Discovery of Influenza Polymerase PA-PB1 Interaction Inhibitors Using an Split-Luciferase Complementation-Based Assay.

机构信息

Department of Pharmacology and Toxicology, College of Pharmacy , The University of Arizona , Tucson , Arizona 85721 , United States.

出版信息

ACS Chem Biol. 2020 Jan 17;15(1):74-82. doi: 10.1021/acschembio.9b00552. Epub 2019 Nov 21.

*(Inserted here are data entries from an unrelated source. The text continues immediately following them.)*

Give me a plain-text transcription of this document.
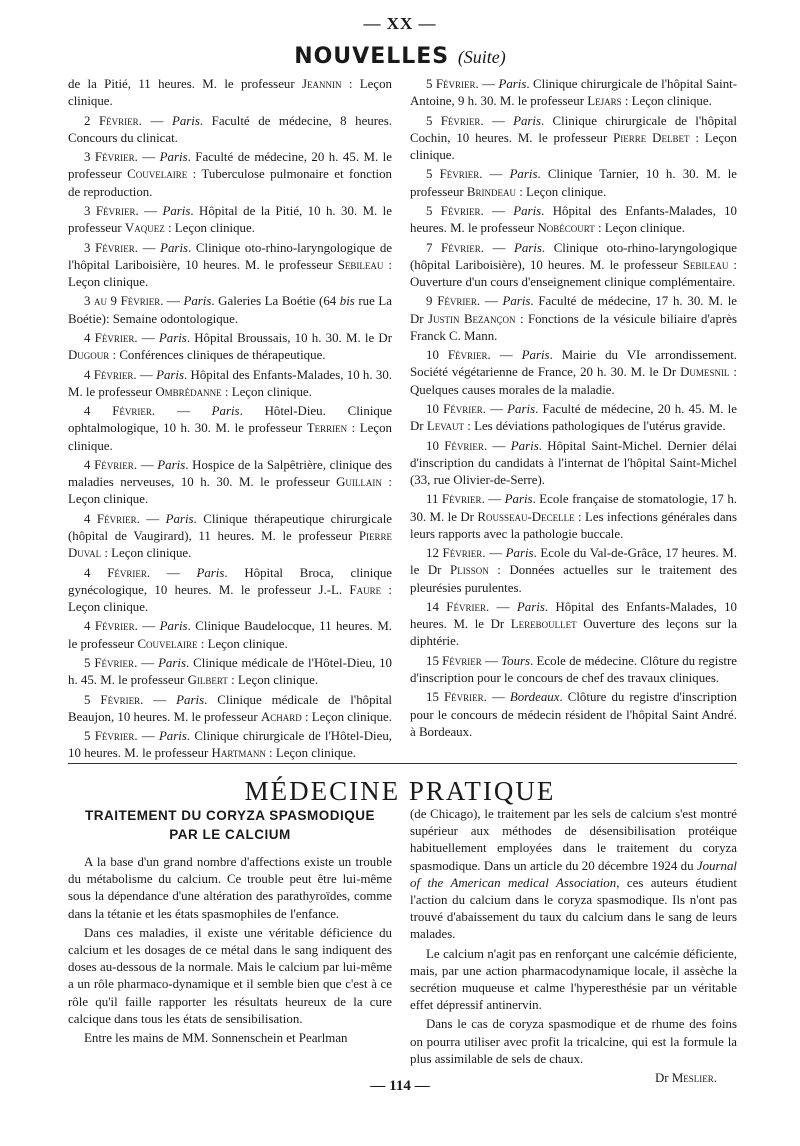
— XX —
NOUVELLES (Suite)
de la Pitié, 11 heures. M. le professeur Jeannin : Leçon clinique.
2 Février. — Paris. Faculté de médecine, 8 heures. Concours du clinicat.
3 Février. — Paris. Faculté de médecine, 20 h. 45. M. le professeur Couvelaire : Tuberculose pulmonaire et fonction de reproduction.
3 Février. — Paris. Hôpital de la Pitié, 10 h. 30. M. le professeur Vaquez : Leçon clinique.
3 Février. — Paris. Clinique oto-rhino-laryngologique de l'hôpital Lariboisière, 10 heures. M. le professeur Sebileau : Leçon clinique.
3 au 9 Février. — Paris. Galeries La Boétie (64 bis rue La Boétie): Semaine odontologique.
4 Février. — Paris. Hôpital Broussais, 10 h. 30. M. le Dr Dugour : Conférences cliniques de thérapeutique.
4 Février. — Paris. Hôpital des Enfants-Malades, 10 h. 30. M. le professeur Ombrédanne : Leçon clinique.
4 Février. — Paris. Hôtel-Dieu. Clinique ophtalmologique, 10 h. 30. M. le professeur Terrien : Leçon clinique.
4 Février. — Paris. Hospice de la Salpêtrière, clinique des maladies nerveuses, 10 h. 30. M. le professeur Guillain : Leçon clinique.
4 Février. — Paris. Clinique thérapeutique chirurgicale (hôpital de Vaugirard), 11 heures. M. le professeur Pierre Duval : Leçon clinique.
4 Février. — Paris. Hôpital Broca, clinique gynécologique, 10 heures. M. le professeur J.-L. Faure : Leçon clinique.
4 Février. — Paris. Clinique Baudelocque, 11 heures. M. le professeur Couvelaire : Leçon clinique.
5 Février. — Paris. Clinique médicale de l'Hôtel-Dieu, 10 h. 45. M. le professeur Gilbert : Leçon clinique.
5 Février. — Paris. Clinique médicale de l'hôpital Beaujon, 10 heures. M. le professeur Achard : Leçon clinique.
5 Février. — Paris. Clinique chirurgicale de l'Hôtel-Dieu, 10 heures. M. le professeur Hartmann : Leçon clinique.
5 Février. — Paris. Clinique chirurgicale de l'hôpital Saint-Antoine, 9 h. 30. M. le professeur Lejars : Leçon clinique.
5 Février. — Paris. Clinique chirurgicale de l'hôpital Cochin, 10 heures. M. le professeur Pierre Delbet : Leçon clinique.
5 Février. — Paris. Clinique Tarnier, 10 h. 30. M. le professeur Brindeau : Leçon clinique.
5 Février. — Paris. Hôpital des Enfants-Malades, 10 heures. M. le professeur Nobécourt : Leçon clinique.
7 Février. — Paris. Clinique oto-rhino-laryngologique (hôpital Lariboisière), 10 heures. M. le professeur Sebileau : Ouverture d'un cours d'enseignement clinique complémentaire.
9 Février. — Paris. Faculté de médecine, 17 h. 30. M. le Dr Justin Bezançon : Fonctions de la vésicule biliaire d'après Franck C. Mann.
10 Février. — Paris. Mairie du VIe arrondissement. Société végétarienne de France, 20 h. 30. M. le Dr Dumesnil : Quelques causes morales de la maladie.
10 Février. — Paris. Faculté de médecine, 20 h. 45. M. le Dr Levaut : Les déviations pathologiques de l'utérus gravide.
10 Février. — Paris. Hôpital Saint-Michel. Dernier délai d'inscription du candidats à l'internat de l'hôpital Saint-Michel (33, rue Olivier-de-Serre).
11 Février. — Paris. Ecole française de stomatologie, 17 h. 30. M. le Dr Rousseau-Decelle : Les infections générales dans leurs rapports avec la pathologie buccale.
12 Février. — Paris. Ecole du Val-de-Grâce, 17 heures. M. le Dr Plisson : Données actuelles sur le traitement des pleurésies purulentes.
14 Février. — Paris. Hôpital des Enfants-Malades, 10 heures. M. le Dr Lereboullet Ouverture des leçons sur la diphtérie.
15 Février — Tours. Ecole de médecine. Clôture du registre d'inscription pour le concours de chef des travaux cliniques.
15 Février. — Bordeaux. Clôture du registre d'inscription pour le concours de médecin résident de l'hôpital Saint André. à Bordeaux.
MÉDECINE PRATIQUE
TRAITEMENT DU CORYZA SPASMODIQUE
PAR LE CALCIUM
A la base d'un grand nombre d'affections existe un trouble du métabolisme du calcium. Ce trouble peut être lui-même sous la dépendance d'une altération des parathyroïdes, comme dans la tétanie et les états spasmophiles de l'enfance.
Dans ces maladies, il existe une véritable déficience du calcium et les dosages de ce métal dans le sang indiquent des doses au-dessous de la normale. Mais le calcium par lui-même a un rôle pharmaco-dynamique et il semble bien que c'est à ce rôle qu'il faille rapporter les résultats heureux de la cure calcique dans tous les états de sensibilisation.
Entre les mains de MM. Sonnenschein et Pearlman
(de Chicago), le traitement par les sels de calcium s'est montré supérieur aux méthodes de désensibilisation protéique habituellement employées dans le traitement du coryza spasmodique. Dans un article du 20 décembre 1924 du Journal of the American medical Association, ces auteurs étudient l'action du calcium dans le coryza spasmodique. Ils n'ont pas trouvé d'abaissement du taux du calcium dans le sang de leurs malades.
Le calcium n'agit pas en renforçant une calcémie déficiente, mais, par une action pharmacodynamique locale, il assèche la secrétion muqueuse et calme l'hyperesthésie par un véritable effet dépressif antinervin.
Dans le cas de coryza spasmodique et de rhume des foins on pourra utiliser avec profit la tricalcine, qui est la formule la plus assimilable de sels de chaux.
Dr Meslier.
— 114 —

DOI:10.1021/acschembio.9b00552
PMID:31714745
原文链接:https://pmc.ncbi.nlm.nih.gov/articles/PMC7028398/
Abstract

The limited therapeutic options and increasing drug-resistance call for next-generation influenza antivirals. Due to the essential function in viral replication and high sequence conservation among influenza viruses, influenza polymerase PA-PB1 protein-protein interaction becomes an attractive drug target. Here, we developed an split luciferase complementation-based assay to speed up screening of PA-PB1 interaction inhibitors. By screening 10,000 compounds, we identified two PA-PB1 interaction inhibitors, R160792 and R151785, with potent and broad-spectrum antiviral activity against a panel of influenza A and B viruses, including amantadine-, oseltamivir-, or dual resistant strains. Further mechanistic study reveals that R151785 inhibits PA nuclear localization, reduces the levels of viral RNAs and proteins, and inhibits viral replication at the intermediate stage, all of which are in line with its antiviral mechanism of action. Overall, we developed a robust high throughput-screening assay for screening broad-spectrum influenza antivirals targeting PA-PB1 interaction and identified R151785 as a promising antiviral drug candidate.

摘要

由于治疗选择有限且耐药性不断增加,因此需要开发下一代流感抗病毒药物。由于在病毒复制过程中具有重要功能,并且流感病毒之间具有高度的序列保守性,因此流感聚合酶 PA-PB1 蛋白-蛋白相互作用成为有吸引力的药物靶标。在这里,我们开发了一种基于荧光素酶互补的拆分测定法,以加快筛选 PA-PB1 相互作用抑制剂。通过筛选 10,000 种化合物,我们鉴定出两种 PA-PB1 相互作用抑制剂 R160792 和 R151785,它们对一系列甲型和乙型流感病毒具有强大且广谱的抗病毒活性,包括金刚烷胺、奥司他韦或双重耐药株。进一步的机制研究表明,R151785 抑制 PA 的核定位,降低病毒 RNA 和蛋白质的水平,并在中间阶段抑制病毒复制,所有这些都与其抗病毒作用机制一致。总的来说,我们开发了一种稳健的高通量筛选测定法,用于筛选针对 PA-PB1 相互作用的广谱流感抗病毒药物,并鉴定出 R151785 是一种有前途的抗病毒药物候选物。